Question

If ${I_n} = \int\limits_0^\infty {{e^{ - x}}} {x^{n - 1}}dx,$ then $\int\limits_0^\infty {{e^{ - \lambda x}}{x^{n - 1}}dx}$ is equal to which of the following options?
A) $\lambda {I_n}$
B) $\dfrac{1}{\lambda }{I_n}$
C) $\dfrac{{{I_n}}}{{{\lambda ^n}}}$
D) ${\lambda ^n}{I_n}$

Answer 1

In this question, we are given an equation in integration and we have been asked the value of another similar equation. Using the given equation, we have to find the value of another equation in terms of the given equation. Start by the equation which has $\lambda$ in it and substitute $\lambda x$ by some other variable. Then differentiate this and put in the equation with which we started. Simplify the equation and take $\lambda$ common. After that, use the property of changing the variable directly and change it into ‘x’. The final equation will be equal to that given in the question.
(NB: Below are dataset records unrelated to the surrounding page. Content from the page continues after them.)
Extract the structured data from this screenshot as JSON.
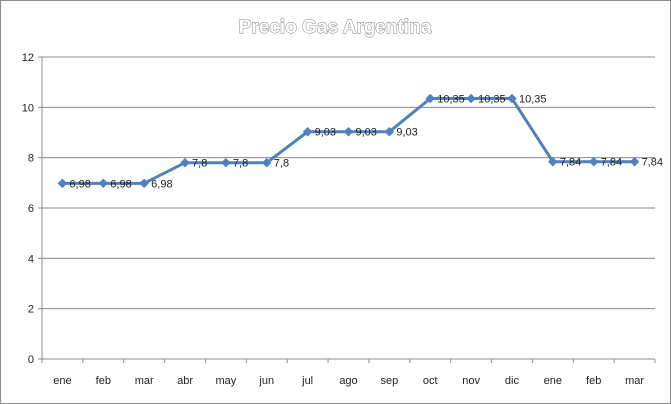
{
  "chart_data": {
    "type": "line",
    "title": "Precio Gas Argentina",
    "xlabel": "",
    "ylabel": "",
    "categories": [
      "ene",
      "feb",
      "mar",
      "abr",
      "may",
      "jun",
      "jul",
      "ago",
      "sep",
      "oct",
      "nov",
      "dic",
      "ene",
      "feb",
      "mar"
    ],
    "series": [
      {
        "values": [
          6.98,
          6.98,
          6.98,
          7.8,
          7.8,
          7.8,
          9.03,
          9.03,
          9.03,
          10.35,
          10.35,
          10.35,
          7.84,
          7.84,
          7.84
        ],
        "labels": [
          "6,98",
          "6,98",
          "6,98",
          "7,8",
          "7,8",
          "7,8",
          "9,03",
          "9,03",
          "9,03",
          "10,35",
          "10,35",
          "10,35",
          "7,84",
          "7,84",
          "7,84"
        ]
      }
    ],
    "ylim": [
      0,
      12
    ],
    "yticks": [
      0,
      2,
      4,
      6,
      8,
      10,
      12
    ],
    "grid": true,
    "legend": "none",
    "colors": {
      "line": "#4f81bd",
      "grid": "#8c8c8c"
    }
  }
}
Substitute the value given in question and you will get the final answer.

Complete step-by-step answer:
We are given an equation ${I_n} = \int\limits_0^\infty {{e^{ - x}}} {x^{n - 1}}dx$ and we have been asked to find the value of $\int\limits_0^\infty {{e^{ - \lambda x}}{x^{n - 1}}dx}$. We will start by taking $\int\limits_0^\infty {{e^{ - \lambda x}}{x^{n - 1}}dx}$.
$\Rightarrow \int\limits_0^\infty {{e^{ - \lambda x}}{x^{n - 1}}dx}$ …………..…. (1)
We will substitute $\lambda x = t$
Differentiating both the sides with respect to x,
$\Rightarrow \lambda = \dfrac{{dt}}{{dx}}$
$\Rightarrow dx = \dfrac{{dt}}{\lambda }$
Now we will substitute this in equation (1) to bring it in terms of ‘t’,
$\Rightarrow \int\limits_0^\infty {{e^{ - t}}{{\left( {\dfrac{t}{\lambda }} \right)}^{n - 1}}\dfrac{{dt}}{\lambda }}$
On simplifying we will get,
$\Rightarrow \int\limits_0^\infty {{e^{ - t}}\dfrac{{{t^{n - 1}}}}{{{\lambda ^{n - 1}}}}\dfrac{{dt}}{\lambda }}$
Now, we will simplify the denominator,
$\Rightarrow \int\limits_0^\infty {{e^{ - t}}\dfrac{{{t^{n - 1}}}}{{{\lambda ^{n - 1 + 1}}}}dt}$ …. (Using property ${a^b} \times {a^c} = {a^{b + c}}$)
$\Rightarrow \int\limits_0^\infty {{e^{ - t}}\dfrac{{{t^{n - 1}}}}{{{\lambda ^n}}}dt}$
Now, we will take out ${\lambda ^n}$ common,
$\Rightarrow \dfrac{1}{{{\lambda ^n}}}\int\limits_0^\infty {{e^{ - t}}{t^{n - 1}}dt}$
We will again change this equation in terms of ‘x’. As per a property of integration, we can change the variables. So, we will change ‘t’ into ‘x’.
$\Rightarrow \dfrac{1}{{{\lambda ^n}}}\int\limits_0^\infty {{e^{ - x}}{x^{n - 1}}dx}$ ………..…. (2)
Now, if you see clearly, you will notice that this same equation is given in the question and it is equal to ${I_n}$.
Putting, ${I_n} = \int\limits_0^\infty {{e^{ - x}}} {x^{n - 1}}dx$ in equation (2),
$\Rightarrow \dfrac{1}{{{\lambda ^n}}}{I_n}$
Therefore, $\int\limits_0^\infty {{e^{ - \lambda x}}{x^{n - 1}}dx}$ = $\dfrac{1}{{{\lambda ^n}}}{I_n}$

Option C is the correct answer.

Note: We can observe that in mathematics, the exponential integral is the special function on the complex plane. It is defined as one particular definite integral of the ratio between an exponential function and its argument.